Temos certeza de que também agora têm a mesma disposição de antes, o que muito
valorizamos, com alto respeito.
Outros
governos do Continente e de outras regiões do mundo, entre os quais a Noruega,
também estão interessados em contribuir para o processo de paz da Colômbia. A
participação da comunidade internacional é vital para que o processo de paz
tenha confiabilidade e êxito, até a paz.
Marcha:
No marco
das negociações de paz atuais, qual pode ser a contribuição do governo
argentino? O que esperam das organizações populares da Argentina e do
continente?
Comandante
Gabino:
Hoje,
quando se tornam maiores as possibilidades de um diálogo do governo com toda a
guerrilha colombiana, solicitamos mais uma vez e respeitosamente ao governo da
presidenta Cristina Fernández, sua contribuição decidida, como parte do grupo de
governos do continente que são amigos da paz da Colômbia.

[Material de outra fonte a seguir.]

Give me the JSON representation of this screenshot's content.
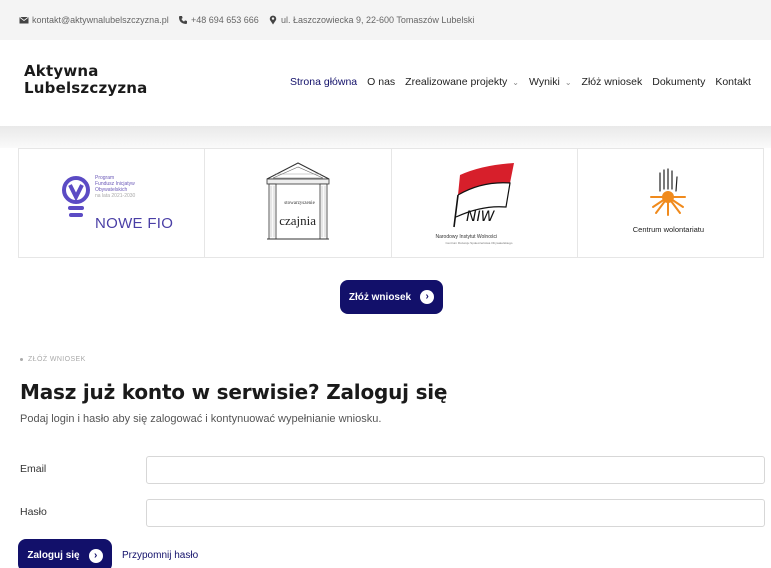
{
  "topbar": {
    "email": "kontakt@aktywnalubelszczyzna.pl",
    "phone": "+48 694 653 666",
    "address": "ul. Łaszczowiecka 9, 22-600 Tomaszów Lubelski",
    "icons": [
      "envelope-icon",
      "phone-icon",
      "map-pin-icon"
    ]
  },
  "logo": {
    "line1": "Aktywna",
    "line2": "Lubelszczyzna"
  },
  "nav": {
    "items": [
      {
        "label": "Strona główna",
        "active": true
      },
      {
        "label": "O nas"
      },
      {
        "label": "Zrealizowane projekty",
        "dropdown": true
      },
      {
        "label": "Wyniki",
        "dropdown": true
      },
      {
        "label": "Złóż wniosek"
      },
      {
        "label": "Dokumenty"
      },
      {
        "label": "Kontakt"
      }
    ]
  },
  "partners": {
    "fio": {
      "small_line1": "Program",
      "small_line2": "Fundusz Inicjatyw",
      "small_line3": "Obywatelskich",
      "small_line4": "na lata 2021-2030",
      "big": "NOWE FIO"
    },
    "czajnia": {
      "small": "stowarzyszenie",
      "big": "czajnia"
    },
    "niw": {
      "flag_text": "NIW",
      "name": "Narodowy Instytut Wolności",
      "sub": "Centrum Rozwoju Społeczeństwa Obywatelskiego"
    },
    "cw": {
      "name": "Centrum wolontariatu"
    }
  },
  "cta": {
    "label": "Złóż wniosek",
    "icon": "chevron-right-icon"
  },
  "breadcrumb": "ZŁÓŻ WNIOSEK",
  "login": {
    "title": "Masz już konto w serwisie? Zaloguj się",
    "lead": "Podaj login i hasło aby się zalogować i kontynuować wypełnianie wniosku.",
    "email_label": "Email",
    "email_value": "",
    "password_label": "Hasło",
    "password_value": "",
    "submit_label": "Zaloguj się",
    "remind_label": "Przypomnij hasło"
  },
  "colors": {
    "brand": "#12106a",
    "topbar_bg": "#f4f4f4"
  }
}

Para a paz na
Colômbia, é indispensável a contribuição da comunidade internacional e dos
países que integram a União de Nações
Sul-americanas (Unasul), a Aliança Bolivariana para os Povos de Nossa América
(Alba) e a Comunidade dos Estados
Latino-americanos e Caribenhos
(Celac), que podem trazer apoio muito positivo.
O
povo argentino que, em sua grandeza, ergueu símbolos como San Martín, Che
Guevara e tantos outros, é irmão do povo colombiano, e suas organizações devem
estreitar laços de união, solidariedade e luta, para construir e sonhar o futuro
de justiça, democracia, soberania e paz que nós todos merecemos.